Using this incident to call for more gun control is utterly silly if the politicians believe it will help, and disgusting if they realize it won’t. The true solution is fewer laws. End the black market and we’ll end incidents like these. Throwing more gun laws and drug laws against this violence is like throwing gasoline on a blazing fire. It will only make the problem worse. Here’s something I ran across while doing research a few years ago:

“Instead of entering legitimate employment, they help in the family business and tend to acquire a distaste for work with less excitement and smaller returns. A violation in itself does not involve a sense of guilt; the only shame is in getting caught, and successful violation is rather a matter of boasting. Fear of punishment does not act as a deterrent to manufacture for home use or to engage in the traffic... usually wife and children help in it...” (Wickersham Commission Report on Alcohol Prohibition)

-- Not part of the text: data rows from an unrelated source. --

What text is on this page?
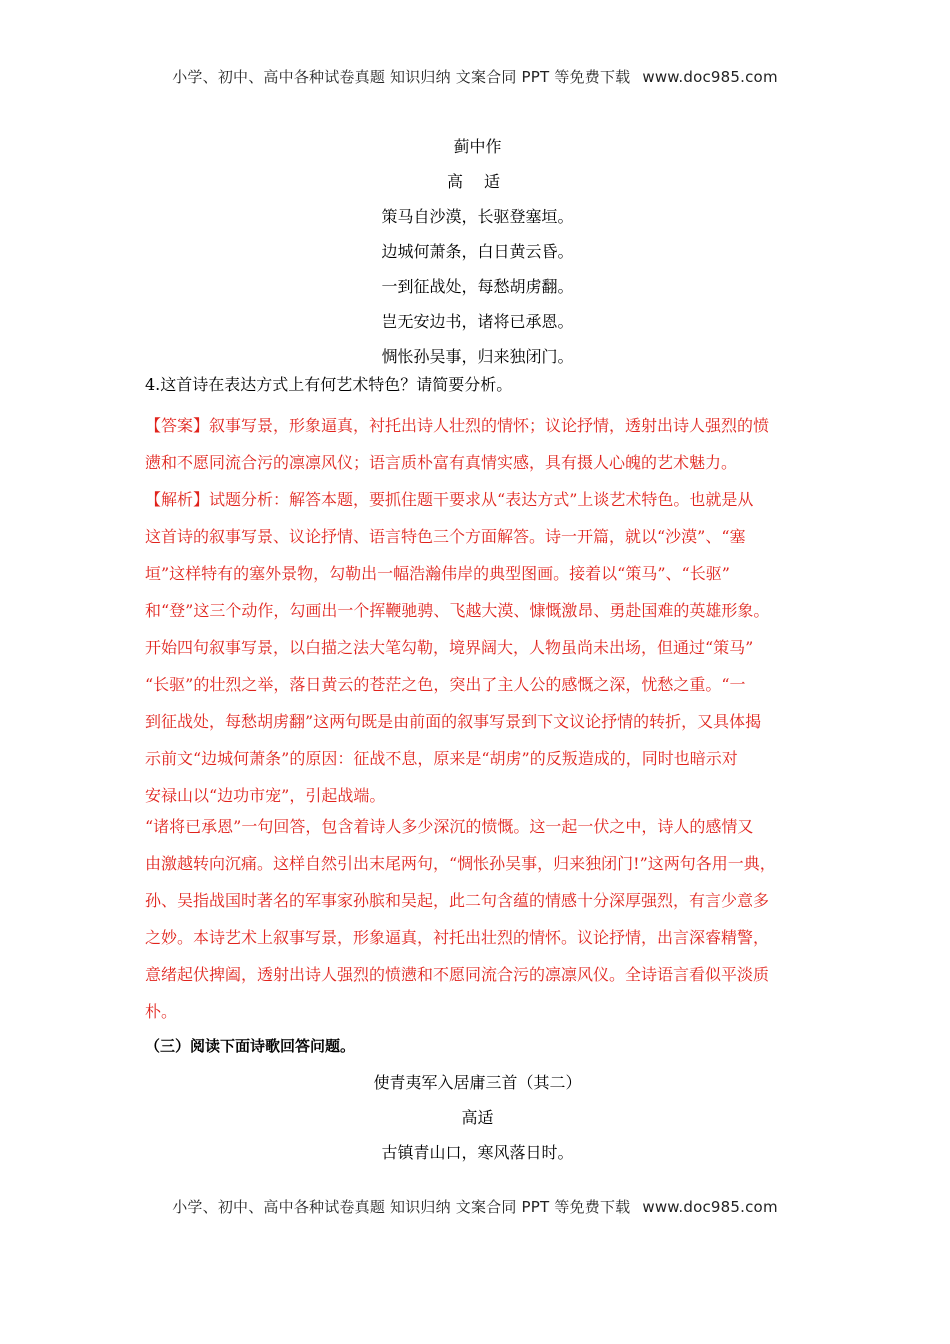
小学、初中、高中各种试卷真题 知识归纳 文案合同 PPT 等免费下载 www.doc985.com
蓟中作
高 适
策马自沙漠，长驱登塞垣。
边城何萧条，白日黄云昏。
一到征战处，每愁胡虏翻。
岂无安边书，诸将已承恩。
惆怅孙吴事，归来独闭门。
4.这首诗在表达方式上有何艺术特色？请简要分析。

【答案】叙事写景，形象逼真，衬托出诗人壮烈的情怀；议论抒情，透射出诗人强烈的愤

懑和不愿同流合污的凛凛风仪；语言质朴富有真情实感，具有摄人心魄的艺术魅力。

【解析】试题分析：解答本题，要抓住题干要求从“表达方式”上谈艺术特色。也就是从

这首诗的叙事写景、议论抒情、语言特色三个方面解答。诗一开篇，就以“沙漠”、“塞

垣”这样特有的塞外景物，勾勒出一幅浩瀚伟岸的典型图画。接着以“策马”、“长驱”

和“登”这三个动作，勾画出一个挥鞭驰骋、飞越大漠、慷慨激昂、勇赴国难的英雄形象。

开始四句叙事写景，以白描之法大笔勾勒，境界阔大，人物虽尚未出场，但通过“策马”

“长驱”的壮烈之举，落日黄云的苍茫之色，突出了主人公的感慨之深，忧愁之重。“一

到征战处，每愁胡虏翻”这两句既是由前面的叙事写景到下文议论抒情的转折，又具体揭

示前文“边城何萧条”的原因：征战不息，原来是“胡虏”的反叛造成的，同时也暗示对

安禄山以“边功市宠”，引起战端。

“诸将已承恩”一句回答，包含着诗人多少深沉的愤慨。这一起一伏之中，诗人的感情又

由激越转向沉痛。这样自然引出末尾两句，“惆怅孙吴事，归来独闭门!”这两句各用一典，

孙、吴指战国时著名的军事家孙膑和吴起，此二句含蕴的情感十分深厚强烈，有言少意多

之妙。本诗艺术上叙事写景，形象逼真，衬托出壮烈的情怀。议论抒情，出言深睿精警，

意绪起伏捭阖，透射出诗人强烈的愤懑和不愿同流合污的凛凛风仪。全诗语言看似平淡质

朴。

（三）阅读下面诗歌回答问题。
使青夷军入居庸三首（其二）
高适
古镇青山口，寒风落日时。
小学、初中、高中各种试卷真题 知识归纳 文案合同 PPT 等免费下载 www.doc985.com
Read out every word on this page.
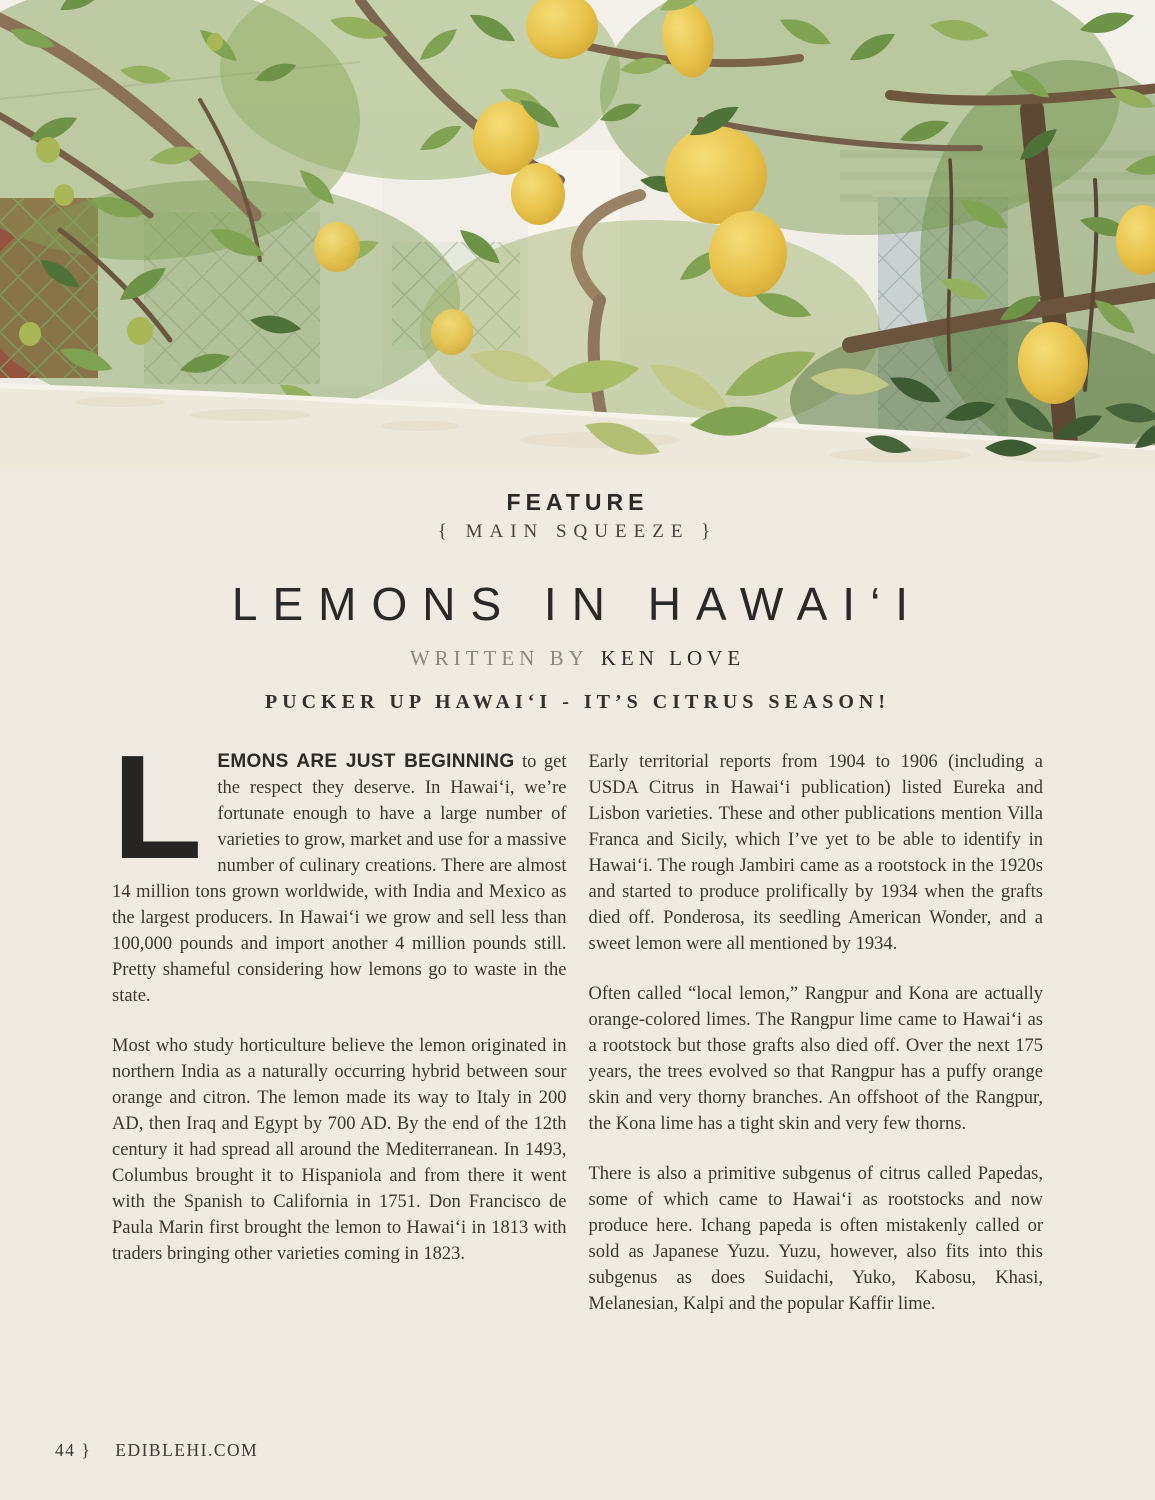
FEATURE
{ MAIN SQUEEZE }
LEMONS IN HAWAI‘I
WRITTEN BY KEN LOVE
PUCKER UP HAWAI‘I - IT’S CITRUS SEASON!

LEMONS ARE JUST BEGINNING to get the respect they deserve. In Hawai‘i, we’re fortunate enough to have a large number of varieties to grow, market and use for a massive number of culinary creations. There are almost 14 million tons grown worldwide, with India and Mexico as the largest producers. In Hawai‘i we grow and sell less than 100,000 pounds and import another 4 million pounds still. Pretty shameful considering how lemons go to waste in the state.

Most who study horticulture believe the lemon originated in northern India as a naturally occurring hybrid between sour orange and citron. The lemon made its way to Italy in 200 AD, then Iraq and Egypt by 700 AD. By the end of the 12th century it had spread all around the Mediterranean. In 1493, Columbus brought it to Hispaniola and from there it went with the Spanish to California in 1751. Don Francisco de Paula Marin first brought the lemon to Hawai‘i in 1813 with traders bringing other varieties coming in 1823.

Early territorial reports from 1904 to 1906 (including a USDA Citrus in Hawai‘i publication) listed Eureka and Lisbon varieties. These and other publications mention Villa Franca and Sicily, which I’ve yet to be able to identify in Hawai‘i. The rough Jambiri came as a rootstock in the 1920s and started to produce prolifically by 1934 when the grafts died off. Ponderosa, its seedling American Wonder, and a sweet lemon were all mentioned by 1934.

Often called “local lemon,” Rangpur and Kona are actually orange-colored limes. The Rangpur lime came to Hawai‘i as a rootstock but those grafts also died off. Over the next 175 years, the trees evolved so that Rangpur has a puffy orange skin and very thorny branches. An offshoot of the Rangpur, the Kona lime has a tight skin and very few thorns.

There is also a primitive subgenus of citrus called Papedas, some of which came to Hawai‘i as rootstocks and now produce here. Ichang papeda is often mistakenly called or sold as Japanese Yuzu. Yuzu, however, also fits into this subgenus as does Suidachi, Yuko, Kabosu, Khasi, Melanesian, Kalpi and the popular Kaffir lime.

44 } EDIBLEHI.COM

“Because of the fear of [drug dealers selling to children], students of Cass Technical High School were required to bring their lunches or to purchase them in the school cafeteria, but under no circumstances were they to leave the school premises during the noon hour. Bishop School was closed because of the abundance of [dealers] nearby. A spokeswoman for the Florence Crittendon Home announced that [drug dealers] serving teenagers were the principal contributing cause for a 300 percent increase in the number of delinquent cases handled by the home. The school board demanded that the police maintain safety zones’ for children in school neighborhoods.” (Larry Engelmann, The Lost War Against Intemperance)

Sound familiar? This is from 1931 and 1927, respectively, and the drug in question was alcohol. Alcohol prohibition resulted in the very same problems we’re seeing now. Children became involved with the black market. Children began carrying firearms inappropriately. Children became violent in schools. We ended that problem decisively, not by increasing stupid laws, but by ending them. We repealed prohibition, and violence in our schools ended. Today, our increased defense of the failed drug war sees more violence the more we spend on enforcement. When we renewed prohibition against hemp, coca, and poppies, we returned violence to our schools. The more we push the drug war, the more incidents like these we’ll see. We ended alcohol prohibition because we saw that “more laws resulted in more crimes”. We should do the same to eradicate the violence inherent in modern prohibition.

Look at Kayla Rolland’s tombstone. Look at the flowers outside her school. That is the face of the drug war. Support the drug war, and this is your responsibility.